When he ran his successful re-election bid in the Senate in 2002, his fundraising efforts reaped $4.1 million but small contributions came in at $446,462.

However, Biden’s American Possibilities PAC appears to have found a way to appeal to small donors. From the end of November through December, the committee received donations ranging from $3 through $5,000, according to the PAC’s year end Federal Election Commission filing.

That change seems to be in response to the PAC’s online presence. The group’s top vendor in the 2018 election cycle was Blue State Digital, a technology and digital fundraising platform. It spent over $280,000 on web ads, and $341,200 on campaign strategy and communications consulting, according to the Center for Responsive Politics.

The group finished the 2018 midterm elections raising $2.6 million and spending $2.5 million.

Even though Biden has yet to enter the race, he still is ahead of his potential Democratic rivals in the polls.

The latest Morning Consult poll has him with a 7-point lead with Democratic Party primary voters.
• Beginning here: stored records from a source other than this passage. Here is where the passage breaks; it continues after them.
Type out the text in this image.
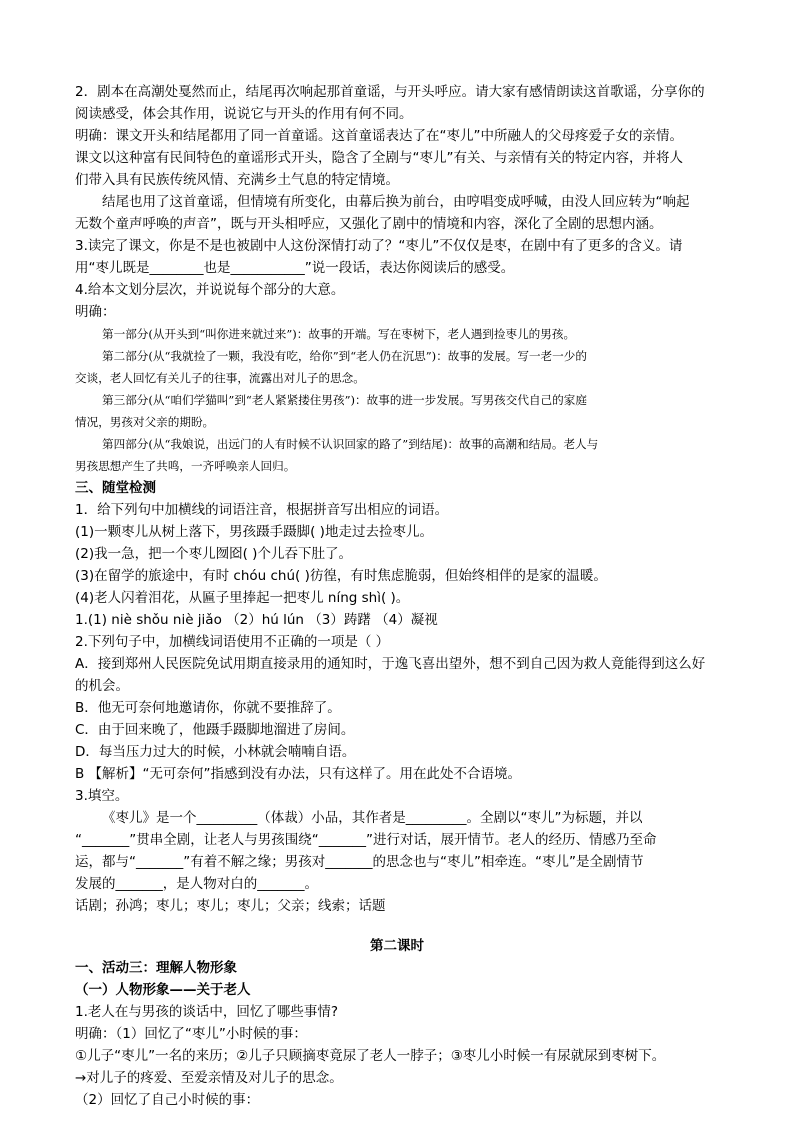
2．剧本在高潮处戛然而止，结尾再次响起那首童谣，与开头呼应。请大家有感情朗读这首歌谣，分享你的
阅读感受，体会其作用，说说它与开头的作用有何不同。
明确：课文开头和结尾都用了同一首童谣。这首童谣表达了在“枣儿”中所融人的父母疼爱子女的亲情。
课文以这种富有民间特色的童谣形式开头，隐含了全剧与“枣儿”有关、与亲情有关的特定内容，并将人
们带入具有民族传统风情、充满乡土气息的特定情境。
结尾也用了这首童谣，但情境有所变化，由幕后换为前台，由哼唱变成呼喊，由没人回应转为“响起
无数个童声呼唤的声音”，既与开头相呼应，又强化了剧中的情境和内容，深化了全剧的思想内涵。
3.读完了课文，你是不是也被剧中人这份深情打动了？“枣儿”不仅仅是枣，在剧中有了更多的含义。请
用“枣儿既是________也是___________”说一段话，表达你阅读后的感受。
4.给本文划分层次，并说说每个部分的大意。
明确：
第一部分(从开头到“叫你进来就过来”)：故事的开端。写在枣树下，老人遇到捡枣儿的男孩。
第二部分(从“我就捡了一颗，我没有吃，给你”到“老人仍在沉思”)：故事的发展。写一老一少的
交谈，老人回忆有关儿子的往事，流露出对儿子的思念。
第三部分(从“咱们学猫叫”到“老人紧紧搂住男孩”)：故事的进一步发展。写男孩交代自己的家庭
情况，男孩对父亲的期盼。
第四部分(从“我娘说，出远门的人有时候不认识回家的路了”到结尾)：故事的高潮和结局。老人与
男孩思想产生了共鸣，一齐呼唤亲人回归。
三、随堂检测
1．给下列句中加横线的词语注音，根据拼音写出相应的词语。
(1)一颗枣儿从树上落下，男孩蹑手蹑脚( )地走过去捡枣儿。
(2)我一急，把一个枣儿囫囵( )个儿吞下肚了。
(3)在留学的旅途中，有时 chóu chú( )彷徨，有时焦虑脆弱，但始终相伴的是家的温暖。
(4)老人闪着泪花，从匾子里捧起一把枣儿 níng shì( )。
1.(1) niè shǒu niè jiǎo （2）hú lún （3）踌躇 （4）凝视
2.下列句子中，加横线词语使用不正确的一项是（ ）
A．接到郑州人民医院免试用期直接录用的通知时，于逸飞喜出望外，想不到自己因为救人竟能得到这么好
的机会。
B．他无可奈何地邀请你，你就不要推辞了。
C．由于回来晚了，他蹑手蹑脚地溜进了房间。
D．每当压力过大的时候，小林就会喃喃自语。
B 【解析】“无可奈何”指感到没有办法，只有这样了。用在此处不合语境。
3.填空。
《枣儿》是一个_________（体裁）小品，其作者是_________。全剧以“枣儿”为标题，并以
“_______”贯串全剧，让老人与男孩围绕“_______”进行对话，展开情节。老人的经历、情感乃至命
运，都与“_______”有着不解之缘；男孩对_______的思念也与“枣儿”相牵连。“枣儿”是全剧情节
发展的_______，是人物对白的_______。
话剧；孙鸿；枣儿；枣儿；枣儿；父亲；线索；话题
第二课时
一、活动三：理解人物形象
（一）人物形象——关于老人
1.老人在与男孩的谈话中，回忆了哪些事情?
明确：（1）回忆了“枣儿”小时候的事：
①儿子“枣儿”一名的来历；②儿子只顾摘枣竟尿了老人一脖子；③枣儿小时候一有尿就尿到枣树下。
→对儿子的疼爱、至爱亲情及对儿子的思念。
（2）回忆了自己小时候的事：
In early primary and caucus states such as Iowa, New Hampshire and South Carolina, he’s ahead by 12 points.

Behind him are Sen. Bernie Sanders, Harris and Warren.

The survey involved 11,627 respondents and has a margin of error of plus or minus percentage point. Pollsters for their other survey of early primary participants took place in Iowa, New Hampshire and South Carolina with 527 voters and has a margin of error of plus or minus 4 points.